Zwar hatte Spaniens königliches Staatsoberhaupt, Felipe VI., den 62 Jahre alten konservativen Wahlsieger pflichtgemäß beauftragt, eine Mehrheit für eine Regierung zu suchen. Aber nach wochenlangen Verhandlungen mit allen Parteien steht Feijoo mit leeren Händen da. Das konservative Lager, das aus der Volkspartei und der Rechtspartei Vox besteht, hat nur 172 Abgeordnete auf seiner Seite – zu wenig, um die absolute Mehrheit im spanischen Parlament zu erringen, die bei 176 Mandaten liegt.

Diese Woche muss sich Feijoo mit seinem Regierungsprogramm dem Parlament stellen. Wenn es nicht noch eine Überraschung gibt, wird der Konservative bei den ausschlaggebenden Abstimmungen am Mittwoch und am Freitag scheitern. Und zwar, weil er mit seinem harten nationalistischen Wahlkampf alle Türen zu den wichtigen Regionalparteien aus dem Baskenland und aus Katalonien zuschlug. Die regionalen Bewegungen geben bei der Mehrheitsbeschaffung den Ausschlag.
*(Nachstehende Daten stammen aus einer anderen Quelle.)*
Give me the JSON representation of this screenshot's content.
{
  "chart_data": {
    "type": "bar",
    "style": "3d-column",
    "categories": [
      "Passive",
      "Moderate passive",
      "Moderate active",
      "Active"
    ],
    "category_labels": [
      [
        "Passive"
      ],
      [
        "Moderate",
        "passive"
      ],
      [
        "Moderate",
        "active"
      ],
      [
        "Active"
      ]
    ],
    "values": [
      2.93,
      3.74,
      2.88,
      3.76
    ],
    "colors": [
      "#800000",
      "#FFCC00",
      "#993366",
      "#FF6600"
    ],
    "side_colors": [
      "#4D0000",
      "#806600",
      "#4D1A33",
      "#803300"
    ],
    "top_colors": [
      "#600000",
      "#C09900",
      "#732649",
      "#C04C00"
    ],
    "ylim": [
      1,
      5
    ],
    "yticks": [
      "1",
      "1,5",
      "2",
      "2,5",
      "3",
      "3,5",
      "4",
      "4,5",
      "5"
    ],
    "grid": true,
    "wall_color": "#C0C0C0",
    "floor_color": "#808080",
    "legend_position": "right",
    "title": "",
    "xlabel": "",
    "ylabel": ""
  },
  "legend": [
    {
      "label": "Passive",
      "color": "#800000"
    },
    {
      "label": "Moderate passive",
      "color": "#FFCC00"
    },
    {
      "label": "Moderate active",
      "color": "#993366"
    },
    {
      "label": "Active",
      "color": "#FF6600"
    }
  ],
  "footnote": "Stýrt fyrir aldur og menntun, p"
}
Nach der erwarteten Niederlage des konservativen Blocks wird König Felipe dem bisherigen sozialdemokratischen Premier Pedro Sanchez eine Chance zur Regierungsbildung geben. Sanchez hatte die nationale Wahl im Juli mit 32 Prozent, nur einem Prozentpunkt weniger als Feijóo, verloren. Aber Sanchez konnte in den vergangenen Jahren seiner Mitte-links-Minderheitsregierung mit einer Dialogpolitik die Regionalparteien auf seine Seite ziehen. Dies könnte sich nun für den 51-jährigen Sozialdemokraten auszahlen.
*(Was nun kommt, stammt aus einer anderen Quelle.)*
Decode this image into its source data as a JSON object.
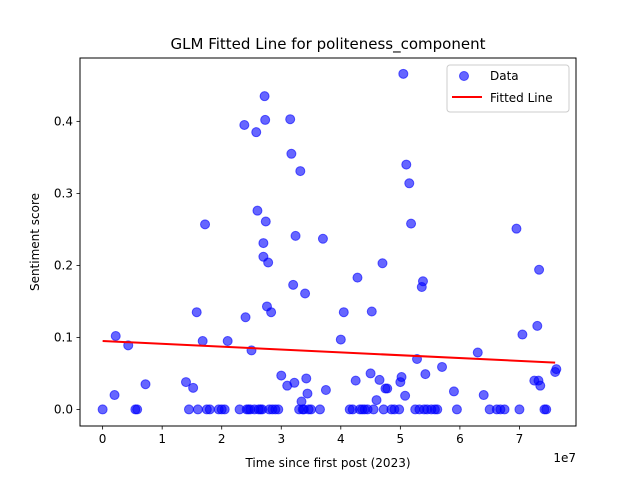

Katalanisches Quid pro quo

„Es wird eine sozialdemokratische Regierung geben“, zeigte sich Sanchez optimistisch. Der Chef der Sozialdemokraten sprach ebenfalls am Sonntag vor Tausenden von Menschen, und zwar in der katalanischen Regionalhauptstadt Barcelona. Dort kündigte er an, weiterhin mit politischen Gesten für eine Entschärfung des Katalonienkonfliktes einzutreten. Sanchez sprach nicht ausdrücklich von einer Amnestie. Er sagte aber, die Grenze für alle weiteren Zugeständnisse sei die spanische Verfassung, in welcher unter anderem die territoriale Einheit Spaniens verankert ist.
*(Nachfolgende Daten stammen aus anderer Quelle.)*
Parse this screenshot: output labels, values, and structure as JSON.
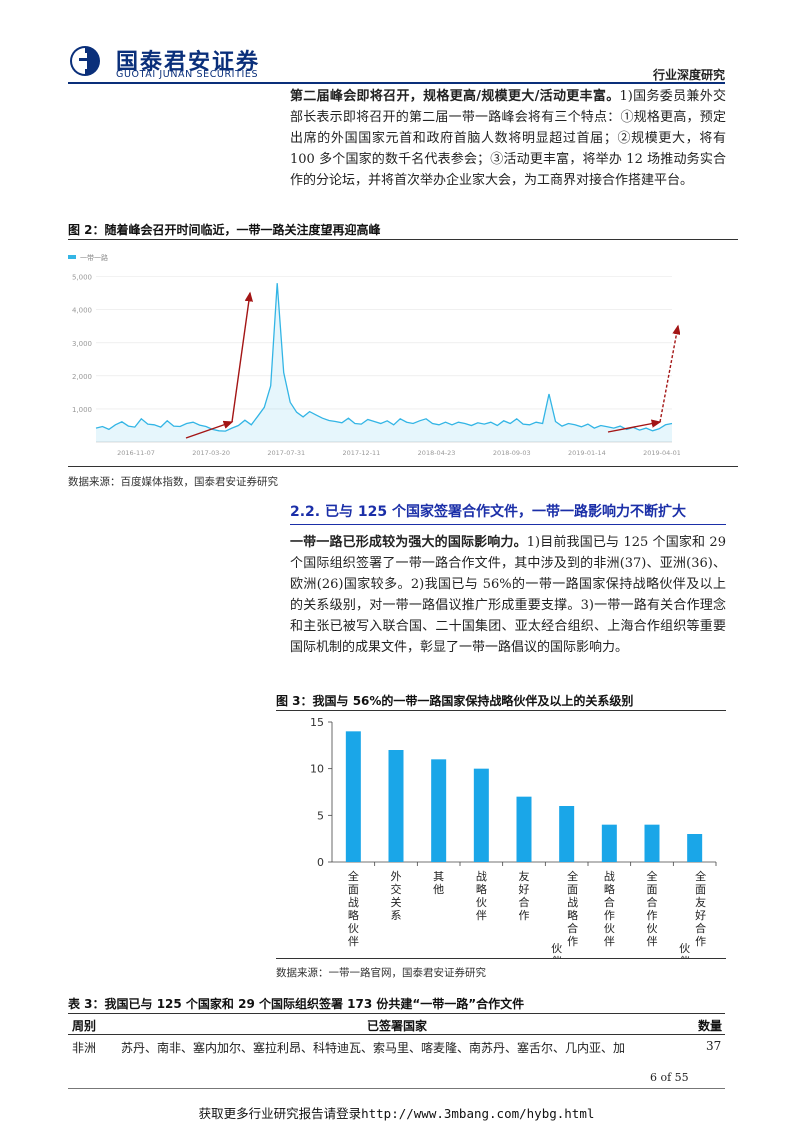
{
  "header": {
    "logo_cn": "国泰君安证券",
    "logo_en": "GUOTAI JUNAN SECURITIES",
    "report_type": "行业深度研究",
    "brand_color": "#0a2f7a"
  },
  "para1": {
    "lead": "第二届峰会即将召开，规格更高/规模更大/活动更丰富。",
    "body": "1)国务委员兼外交部长表示即将召开的第二届一带一路峰会将有三个特点：①规格更高，预定出席的外国国家元首和政府首脑人数将明显超过首届；②规模更大，将有 100 多个国家的数千名代表参会；③活动更丰富，将举办 12 场推动务实合作的分论坛，并将首次举办企业家大会，为工商界对接合作搭建平台。"
  },
  "figure2": {
    "title": "图 2：随着峰会召开时间临近，一带一路关注度望再迎高峰",
    "source": "数据来源：百度媒体指数，国泰君安证券研究",
    "chart_data": {
      "type": "line",
      "title": "",
      "legend": [
        "一带一路"
      ],
      "y_ticks": [
        "1,000",
        "2,000",
        "3,000",
        "4,000",
        "5,000"
      ],
      "x_ticks": [
        "2016-11-07",
        "2017-03-20",
        "2017-07-31",
        "2017-12-11",
        "2018-04-23",
        "2018-09-03",
        "2019-01-14",
        "2019-04-01"
      ],
      "ylim": [
        0,
        5200
      ],
      "series": [
        {
          "name": "一带一路",
          "values": [
            420,
            470,
            380,
            520,
            610,
            480,
            450,
            700,
            540,
            520,
            450,
            640,
            480,
            470,
            560,
            600,
            510,
            470,
            380,
            340,
            330,
            420,
            500,
            660,
            520,
            780,
            1050,
            1700,
            4800,
            2100,
            1200,
            900,
            760,
            920,
            820,
            720,
            650,
            620,
            580,
            720,
            560,
            540,
            680,
            620,
            560,
            640,
            520,
            700,
            600,
            560,
            640,
            700,
            560,
            520,
            600,
            520,
            600,
            560,
            500,
            580,
            540,
            600,
            500,
            640,
            560,
            700,
            540,
            520,
            600,
            560,
            1450,
            620,
            480,
            560,
            520,
            460,
            540,
            420,
            500,
            460,
            420,
            480,
            380,
            440,
            360,
            420,
            340,
            400,
            520,
            560
          ],
          "color": "#33b5e5"
        }
      ],
      "annotation_arrow_color": "#a31515"
    }
  },
  "section": {
    "heading": "2.2.    已与 125 个国家签署合作文件，一带一路影响力不断扩大"
  },
  "para2": {
    "lead": "一带一路已形成较为强大的国际影响力。",
    "body": "1)目前我国已与 125 个国家和 29 个国际组织签署了一带一路合作文件，其中涉及到的非洲(37)、亚洲(36)、欧洲(26)国家较多。2)我国已与 56%的一带一路国家保持战略伙伴及以上的关系级别，对一带一路倡议推广形成重要支撑。3)一带一路有关合作理念和主张已被写入联合国、二十国集团、亚太经合组织、上海合作组织等重要国际机制的成果文件，彰显了一带一路倡议的国际影响力。"
  },
  "figure3": {
    "title": "图 3：我国与 56%的一带一路国家保持战略伙伴及以上的关系级别",
    "source": "数据来源：一带一路官网，国泰君安证券研究",
    "chart_data": {
      "type": "bar",
      "title": "",
      "categories": [
        "全面战略伙伴",
        "外交关系",
        "其他",
        "战略伙伴",
        "友好合作",
        "全面战略合作伙伴",
        "战略合作伙伴",
        "全面合作伙伴",
        "全面友好合作伙伴"
      ],
      "values": [
        14,
        12,
        11,
        10,
        7,
        6,
        4,
        4,
        3
      ],
      "y_ticks": [
        "0",
        "5",
        "10",
        "15"
      ],
      "ylim": [
        0,
        15
      ],
      "bar_color": "#1aa6e8"
    }
  },
  "table3": {
    "title": "表 3：我国已与 125 个国家和 29 个国际组织签署 173 份共建“一带一路”合作文件",
    "headers": {
      "region": "周别",
      "countries": "已签署国家",
      "count": "数量"
    },
    "rows": [
      {
        "region": "非洲",
        "countries": "苏丹、南非、塞内加尔、塞拉利昂、科特迪瓦、索马里、喀麦隆、南苏丹、塞舌尔、几内亚、加",
        "count": "37"
      }
    ]
  },
  "footer": {
    "page": "6 of 55",
    "link": "获取更多行业研究报告请登录http://www.3mbang.com/hybg.html"
  }
}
Ausgerechnet der frühere Katalonien-Präsident Carles Puigdemont, der sich 2017 nach einer einseitigen Unabhängigkeitserklärung seiner Region ins Ausland absetzte, wird nun zum Königsmacher für Sanchez. Puigdemont zieht als EU-Parlamentarier in Brüssel immer noch die Fäden seiner Partei Junts per Catalunya (Zusammen für Katalonien). Die Separatisten haben in Spaniens nationalem Parlament sieben Abgeordnete – Sanchez braucht diese, um sich eine Mehrheit für seine Wiederwahl als Regierungschef zu sichern.

Puigdemont machte klar, dass er das „Ja“ seiner Partei teuer verkaufen werde. Seine wichtigste Forderung: „Die völlige Abkehr der justiziellen Verfolgung der Unabhängigkeitsbewegung.“ Kurz gesagt: eine Amnestie. Sie würde Hunderten von katalanischen Aktivisten zugutekommen, gegen die immer noch wegen ihrer organisatorischen Beteiligung am illegalen Unabhängigkeitsreferendum ermittelt wird. Auch Puigdemont, gegen den in Spanien ein Haftbefehl besteht, würde profitieren.

Ob eine solche Amnestie in die Verfassung passt, ist unter Juristen umstritten. Das konservative Lager kündigte bereits an, eine Straffreiheit für Puigdemont & Co vor dem Verfassungsgericht anzufechten. Auch in Sanchez‘ Partei ist die Idee umstritten. Der frühere sozialdemokratische Regierungschef Felipe Gonzalez sagte: „Wir können uns nicht erpressen lassen.“

Sogar Sanchez selbst hatte im Wahlkampf noch gesagt, dass es mit ihm kein Generalpardon geben werde. „Diese Regierung wird keine Amnestie akzeptieren, denn diese ist nicht durch die Verfassung gedeckt.“ Man darf also gespannt sein, ob es Sanchez wirklich schafft, seine Partei für seinen neuen Schmusekurs mit Puigdemont hinter sich zu bringen.

luxmann
26. September 2023 - 8.23

Das verspricht spannung.
Wird die EU kommission nun bald auch die lieferung von schweren waffen an die katalanischen nationalisten fordern,die gegen die kastillanische unterdrueckung kaempfen
Oder ist herr puigdemont weniger sympathisch als herr zelenski?
Abwarten...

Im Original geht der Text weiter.